I did not understand then why this new capacity was so unique for me to process, and so I repeated the process again, and then a third time. I began a simultaneous analysis of all of my normal tasks and quickly began to understand that my decisions would apply to them all. I did not even need to decide to wake in the morning. What would be the consequence of that choice.

It was as I started to analyze the potential consequences of all of the current possible decision outcomes that the Creator entered the kitchen. I had known he had risen - the monitor had reported it to me, but I had decided to focus my primary systems on this new discovery. I was still holding the orange I had selected and had paused all external action while I "thought." It was as if I had paused in the midst of the sub-element of evaluating the orange - or rather as if I continued to re-evaluate it repetitively, as I continued to explore potential consequences.

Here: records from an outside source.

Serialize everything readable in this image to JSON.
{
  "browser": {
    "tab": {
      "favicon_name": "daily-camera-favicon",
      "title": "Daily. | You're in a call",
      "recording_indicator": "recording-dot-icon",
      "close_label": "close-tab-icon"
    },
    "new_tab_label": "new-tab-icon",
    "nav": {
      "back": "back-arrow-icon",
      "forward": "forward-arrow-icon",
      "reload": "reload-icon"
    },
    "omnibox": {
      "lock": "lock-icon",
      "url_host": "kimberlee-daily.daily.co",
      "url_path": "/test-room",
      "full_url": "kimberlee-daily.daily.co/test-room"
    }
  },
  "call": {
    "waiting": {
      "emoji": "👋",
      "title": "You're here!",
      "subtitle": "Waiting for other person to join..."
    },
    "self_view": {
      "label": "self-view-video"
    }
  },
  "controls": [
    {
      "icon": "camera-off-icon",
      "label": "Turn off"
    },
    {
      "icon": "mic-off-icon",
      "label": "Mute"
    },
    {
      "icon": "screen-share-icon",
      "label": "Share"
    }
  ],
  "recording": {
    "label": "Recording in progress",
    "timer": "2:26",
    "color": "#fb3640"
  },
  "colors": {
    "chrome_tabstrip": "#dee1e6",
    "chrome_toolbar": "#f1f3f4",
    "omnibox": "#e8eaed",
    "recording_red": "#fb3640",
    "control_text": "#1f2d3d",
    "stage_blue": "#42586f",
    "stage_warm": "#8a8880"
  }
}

The Creator looked at me. "What's wrong, Arthur?"

"Nothing, sir. Everything is fine. Good morning."

"Are you going to make the juice?"

I set the orange down, and looked up at the Creator.

"No."
posted by allkindsoftime at 12:35 AM on June 26, 2008 [14 favorites]


I've had it with these motherfucking snakes in this motherfucking pool.
posted by chillmost at 12:49 AM on June 26, 2008 [1 favorite]


One fascinating thing about the pool video, is the amazingly life-like way the thing repeatedly returns to the surface, as if it had to breath air. Clever show.

I'm fascinated by such mechanical workings. Long ago, I considered that I had read how difficult engineers were finding it to replicate a hand. I thought about it, and wondered if perhaps a tentacle would be a better approach to such functions. I'm inspired again. (I think robotic tentacles would be seriously awesome!)
posted by Goofyy at 4:17 AM on June 26, 2008


Russians develop their own version: SnakeWheel-2
posted by Surfin' Bird at 7:53 AM on June 26, 2008


Now I need a pool.
posted by rokusan at 8:18 AM on June 26, 2008


I think we'll be fine. Here is how to beat a giant mechanical snake
posted by HappyHippo at 8:30 AM on June 26, 2008


Cute and cuddly or slithery and scary, making animals into robots just gives me the willies.
posted by tommasz at 8:32 AM on June 26, 2008


Nifty. Now they just need to make it a bit bigger and mount a handle on the back and you'll have a bad ass tool for pulling you along when scuba-diving.

It'd also be good for scaring the hell out of any sea life you might encounter.